I've given this advice before, but I think it will be useful to look at an example of what happens when you describe lines separately.
In the first comment below last week's lesson, a student called Beyonce tried describing the three lines on this graph separately. Here are Beyonce's main paragraphs:
..........
In 1997, the top spending category (at $260) was business visitors. It rose by about a third to peak in 2002/3, and then dropped by nearly half. In the decade to 2015, it fluctuated wildly but the trend remained flat.
Spending by those visiting friends or relatives began much lower and also peaked in the early 2000s and then, after falling back to around its original figure, recovered slowly but comparatively steadily, to end the period as the highest spending category at $250 per day, significantly more than its original value, and $40 above the final business figure.
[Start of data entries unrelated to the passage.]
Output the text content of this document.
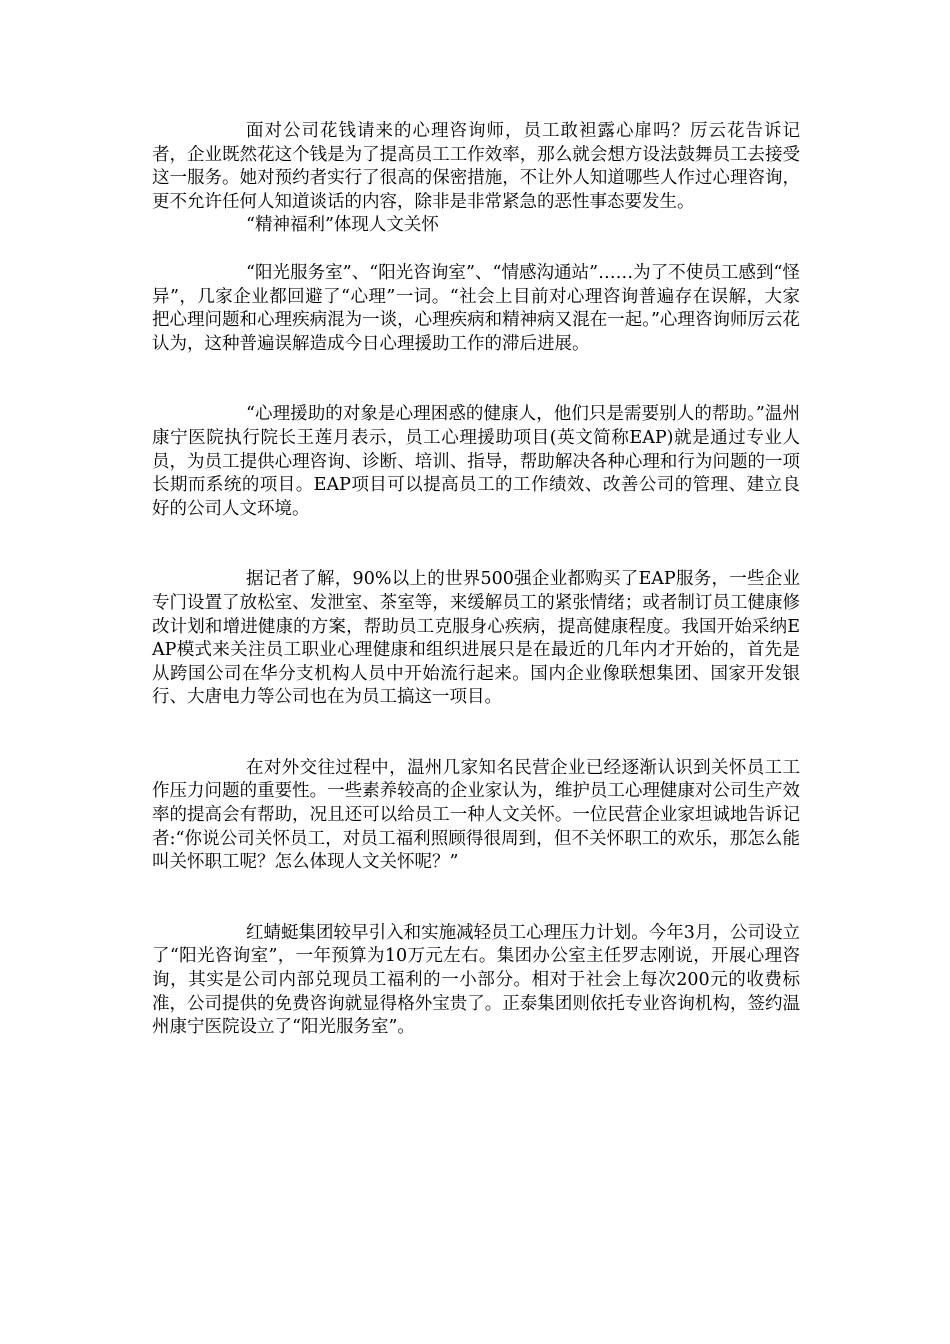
面对公司花钱请来的心理咨询师，员工敢袒露心扉吗？厉云花告诉记者，企业既然花这个钱是为了提高员工工作效率，那么就会想方设法鼓舞员工去接受这一服务。她对预约者实行了很高的保密措施，不让外人知道哪些人作过心理咨询，更不允许任何人知道谈话的内容，除非是非常紧急的恶性事态要发生。

“精神福利”体现人文关怀

“阳光服务室”、“阳光咨询室”、“情感沟通站”……为了不使员工感到“怪异”，几家企业都回避了“心理”一词。“社会上目前对心理咨询普遍存在误解，大家把心理问题和心理疾病混为一谈，心理疾病和精神病又混在一起。”心理咨询师厉云花认为，这种普遍误解造成今日心理援助工作的滞后进展。

“心理援助的对象是心理困惑的健康人，他们只是需要别人的帮助。”温州康宁医院执行院长王莲月表示，员工心理援助项目(英文简称EAP)就是通过专业人员，为员工提供心理咨询、诊断、培训、指导，帮助解决各种心理和行为问题的一项长期而系统的项目。EAP项目可以提高员工的工作绩效、改善公司的管理、建立良好的公司人文环境。

据记者了解，90%以上的世界500强企业都购买了EAP服务，一些企业专门设置了放松室、发泄室、茶室等，来缓解员工的紧张情绪；或者制订员工健康修改计划和增进健康的方案，帮助员工克服身心疾病，提高健康程度。我国开始采纳EAP模式来关注员工职业心理健康和组织进展只是在最近的几年内才开始的，首先是从跨国公司在华分支机构人员中开始流行起来。国内企业像联想集团、国家开发银行、大唐电力等公司也在为员工搞这一项目。

在对外交往过程中，温州几家知名民营企业已经逐渐认识到关怀员工工作压力问题的重要性。一些素养较高的企业家认为，维护员工心理健康对公司生产效率的提高会有帮助，况且还可以给员工一种人文关怀。一位民营企业家坦诚地告诉记者:“你说公司关怀员工，对员工福利照顾得很周到，但不关怀职工的欢乐，那怎么能叫关怀职工呢？怎么体现人文关怀呢？”

红蜻蜓集团较早引入和实施减轻员工心理压力计划。今年3月，公司设立了“阳光咨询室”，一年预算为10万元左右。集团办公室主任罗志刚说，开展心理咨询，其实是公司内部兑现员工福利的一小部分。相对于社会上每次200元的收费标准，公司提供的免费咨询就显得格外宝贵了。正泰集团则依托专业咨询机构，签约温州康宁医院设立了“阳光服务室”。
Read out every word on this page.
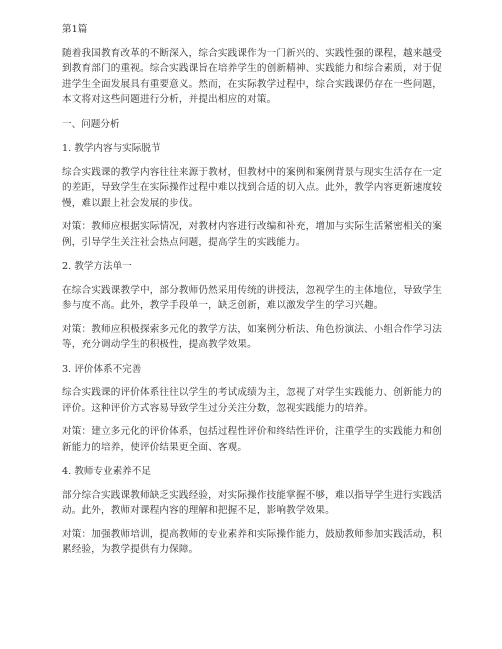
第1篇

随着我国教育改革的不断深入，综合实践课作为一门新兴的、实践性强的课程，越来越受到教育部门的重视。综合实践课旨在培养学生的创新精神、实践能力和综合素质，对于促进学生全面发展具有重要意义。然而，在实际教学过程中，综合实践课仍存在一些问题，本文将对这些问题进行分析，并提出相应的对策。

一、问题分析

1. 教学内容与实际脱节

综合实践课的教学内容往往来源于教材，但教材中的案例和案例背景与现实生活存在一定的差距，导致学生在实际操作过程中难以找到合适的切入点。此外，教学内容更新速度较慢，难以跟上社会发展的步伐。

对策：教师应根据实际情况，对教材内容进行改编和补充，增加与实际生活紧密相关的案例，引导学生关注社会热点问题，提高学生的实践能力。

2. 教学方法单一

在综合实践课教学中，部分教师仍然采用传统的讲授法，忽视学生的主体地位，导致学生参与度不高。此外，教学手段单一，缺乏创新，难以激发学生的学习兴趣。

对策：教师应积极探索多元化的教学方法，如案例分析法、角色扮演法、小组合作学习法等，充分调动学生的积极性，提高教学效果。

3. 评价体系不完善

综合实践课的评价体系往往以学生的考试成绩为主，忽视了对学生实践能力、创新能力的评价。这种评价方式容易导致学生过分关注分数，忽视实践能力的培养。

对策：建立多元化的评价体系，包括过程性评价和终结性评价，注重学生的实践能力和创新能力的培养，使评价结果更全面、客观。

4. 教师专业素养不足

部分综合实践课教师缺乏实践经验，对实际操作技能掌握不够，难以指导学生进行实践活动。此外，教师对课程内容的理解和把握不足，影响教学效果。

对策：加强教师培训，提高教师的专业素养和实际操作能力，鼓励教师参加实践活动，积累经验，为教学提供有力保障。
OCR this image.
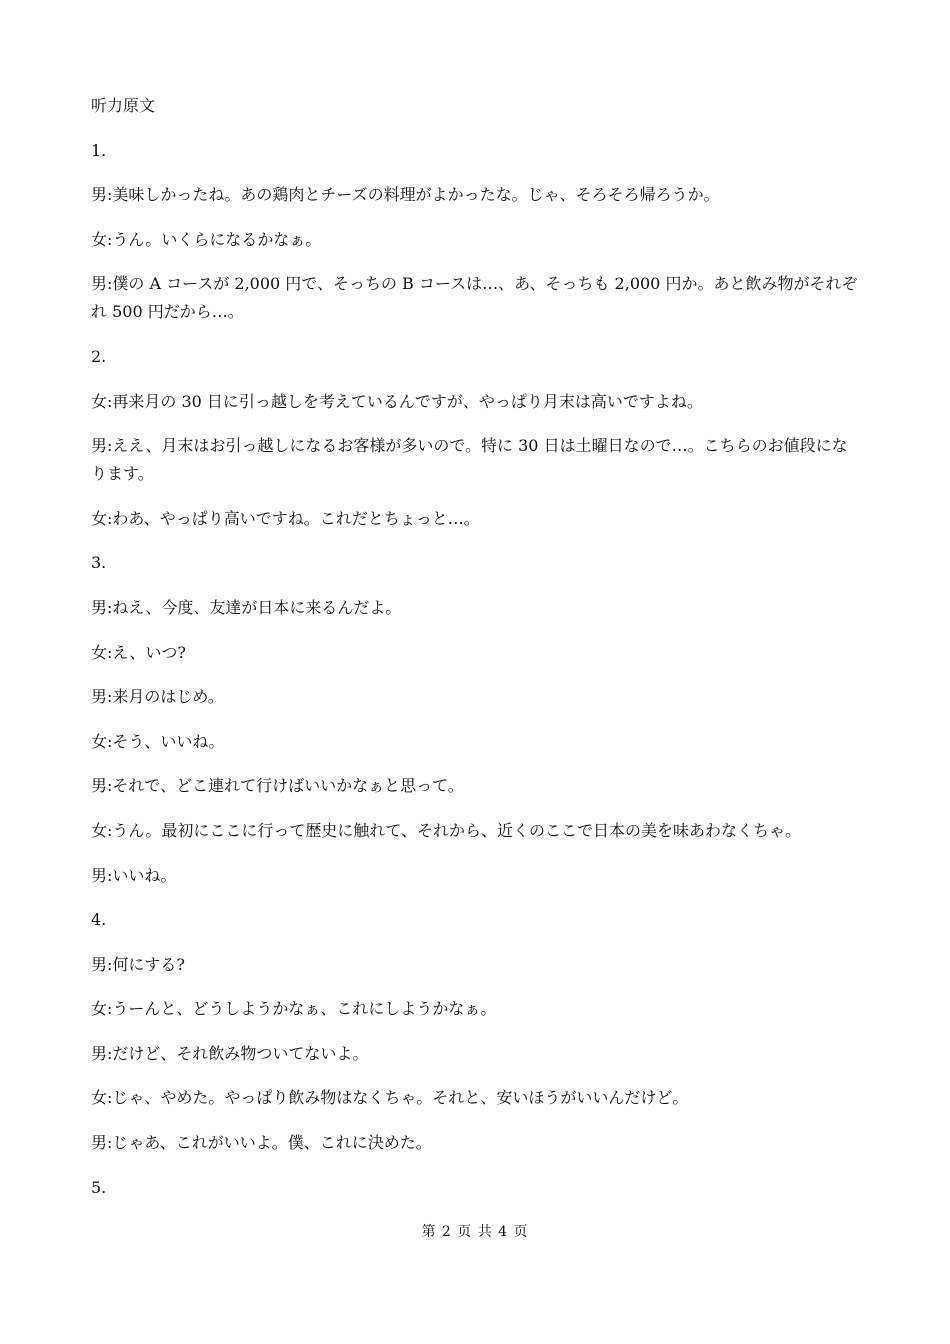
听力原文

1.

男:美味しかったね。あの鶏肉とチーズの料理がよかったな。じゃ、そろそろ帰ろうか。

女:うん。いくらになるかなぁ。

男:僕の A コースが 2,000 円で、そっちの B コースは…、あ、そっちも 2,000 円か。あと飲み物がそれぞれ 500 円だから…。

2.

女:再来月の 30 日に引っ越しを考えているんですが、やっぱり月末は高いですよね。

男:ええ、月末はお引っ越しになるお客様が多いので。特に 30 日は土曜日なので…。こちらのお値段になります。

女:わあ、やっぱり高いですね。これだとちょっと…。

3.

男:ねえ、今度、友達が日本に来るんだよ。

女:え、いつ?

男:来月のはじめ。

女:そう、いいね。

男:それで、どこ連れて行けばいいかなぁと思って。

女:うん。最初にここに行って歴史に触れて、それから、近くのここで日本の美を味あわなくちゃ。

男:いいね。

4.

男:何にする?

女:うーんと、どうしようかなぁ、これにしようかなぁ。

男:だけど、それ飲み物ついてないよ。

女:じゃ、やめた。やっぱり飲み物はなくちゃ。それと、安いほうがいいんだけど。

男:じゃあ、これがいいよ。僕、これに決めた。

5.

第 2 页 共 4 页
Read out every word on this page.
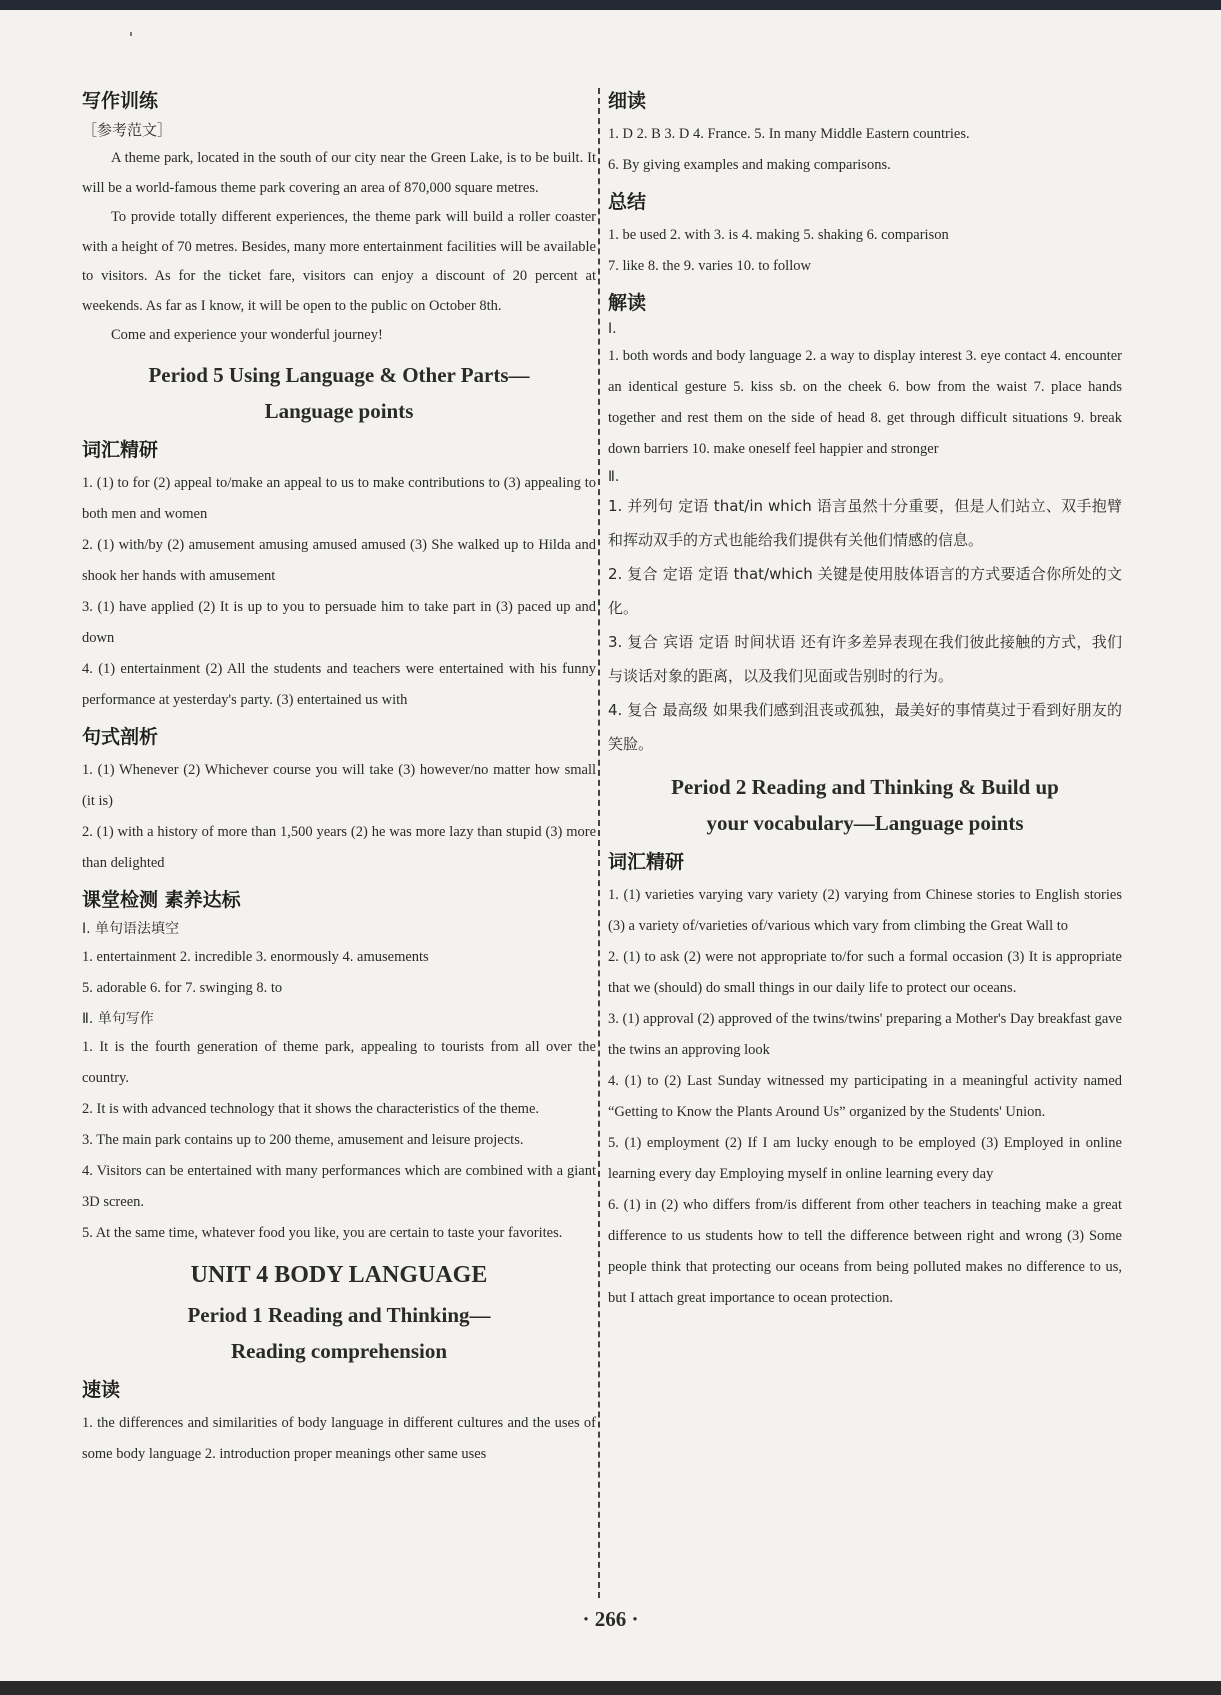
写作训练
［参考范文］

A theme park, located in the south of our city near the Green Lake, is to be built. It will be a world-famous theme park covering an area of 870,000 square metres.

To provide totally different experiences, the theme park will build a roller coaster with a height of 70 metres. Besides, many more entertainment facilities will be available to visitors. As for the ticket fare, visitors can enjoy a discount of 20 percent at weekends. As far as I know, it will be open to the public on October 8th.

Come and experience your wonderful journey!

Period 5 Using Language & Other Parts—
Language points
词汇精研
1. (1) to for (2) appeal to/make an appeal to us to make contributions to (3) appealing to both men and women
2. (1) with/by (2) amusement amusing amused amused (3) She walked up to Hilda and shook her hands with amusement
3. (1) have applied (2) It is up to you to persuade him to take part in (3) paced up and down
4. (1) entertainment (2) All the students and teachers were entertained with his funny performance at yesterday's party. (3) entertained us with
句式剖析
1. (1) Whenever (2) Whichever course you will take (3) however/no matter how small (it is)
2. (1) with a history of more than 1,500 years (2) he was more lazy than stupid (3) more than delighted
课堂检测 素养达标
Ⅰ. 单句语法填空
1. entertainment 2. incredible 3. enormously 4. amusements
5. adorable 6. for 7. swinging 8. to
Ⅱ. 单句写作
1. It is the fourth generation of theme park, appealing to tourists from all over the country.
2. It is with advanced technology that it shows the characteristics of the theme.
3. The main park contains up to 200 theme, amusement and leisure projects.
4. Visitors can be entertained with many performances which are combined with a giant 3D screen.
5. At the same time, whatever food you like, you are certain to taste your favorites.
UNIT 4 BODY LANGUAGE
Period 1 Reading and Thinking—
Reading comprehension
速读
1. the differences and similarities of body language in different cultures and the uses of some body language 2. introduction proper meanings other same uses
细读
1. D 2. B 3. D 4. France. 5. In many Middle Eastern countries.
6. By giving examples and making comparisons.
总结
1. be used 2. with 3. is 4. making 5. shaking 6. comparison
7. like 8. the 9. varies 10. to follow
解读
Ⅰ.
1. both words and body language 2. a way to display interest 3. eye contact 4. encounter an identical gesture 5. kiss sb. on the cheek 6. bow from the waist 7. place hands together and rest them on the side of head 8. get through difficult situations 9. break down barriers 10. make oneself feel happier and stronger
Ⅱ.
1. 并列句 定语 that/in which 语言虽然十分重要，但是人们站立、双手抱臂和挥动双手的方式也能给我们提供有关他们情感的信息。
2. 复合 定语 定语 that/which 关键是使用肢体语言的方式要适合你所处的文化。
3. 复合 宾语 定语 时间状语 还有许多差异表现在我们彼此接触的方式，我们与谈话对象的距离，以及我们见面或告别时的行为。
4. 复合 最高级 如果我们感到沮丧或孤独，最美好的事情莫过于看到好朋友的笑脸。
Period 2 Reading and Thinking & Build up
your vocabulary—Language points
词汇精研
1. (1) varieties varying vary variety (2) varying from Chinese stories to English stories (3) a variety of/varieties of/various which vary from climbing the Great Wall to
2. (1) to ask (2) were not appropriate to/for such a formal occasion (3) It is appropriate that we (should) do small things in our daily life to protect our oceans.
3. (1) approval (2) approved of the twins/twins' preparing a Mother's Day breakfast gave the twins an approving look
4. (1) to (2) Last Sunday witnessed my participating in a meaningful activity named “Getting to Know the Plants Around Us” organized by the Students' Union.
5. (1) employment (2) If I am lucky enough to be employed (3) Employed in online learning every day Employing myself in online learning every day
6. (1) in (2) who differs from/is different from other teachers in teaching make a great difference to us students how to tell the difference between right and wrong (3) Some people think that protecting our oceans from being polluted makes no difference to us, but I attach great importance to ocean protection.
· 266 ·
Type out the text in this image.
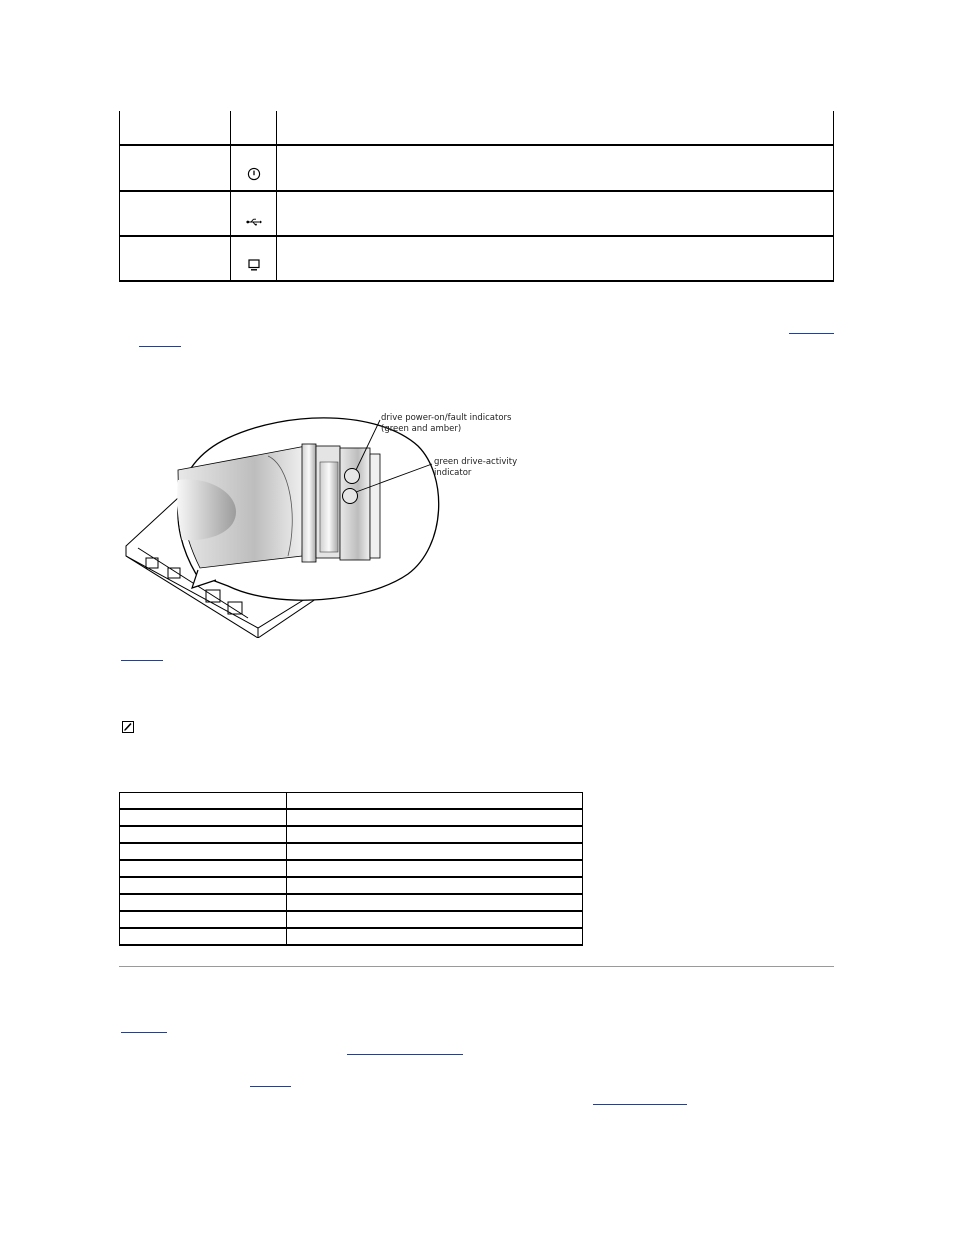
drive power-on/fault indicators
(green and amber)
green drive-activity
indicator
The last cohort, people visiting friends or relatives, remained in third place throughout, and, apart from doubling early on, showed much less variability in general, trailing away in from its peak to a $140 endpoint.
..........
Analysis:
In a later comment below last week's lesson, Beyonce agreed that her description seemed "mechanical": most of her sentences seem to follow an "It did this, then it did this" format. And of course, the main problem is that there aren't any true comparisons between the three categories in her paragraphs.
Looking at Beyonce's writing, I can see that her level of English is very good. But if she experiments like this in her test, she's likely to get a lower score than she deserves. There's no need to experiment; just follow my advice and try to write like this.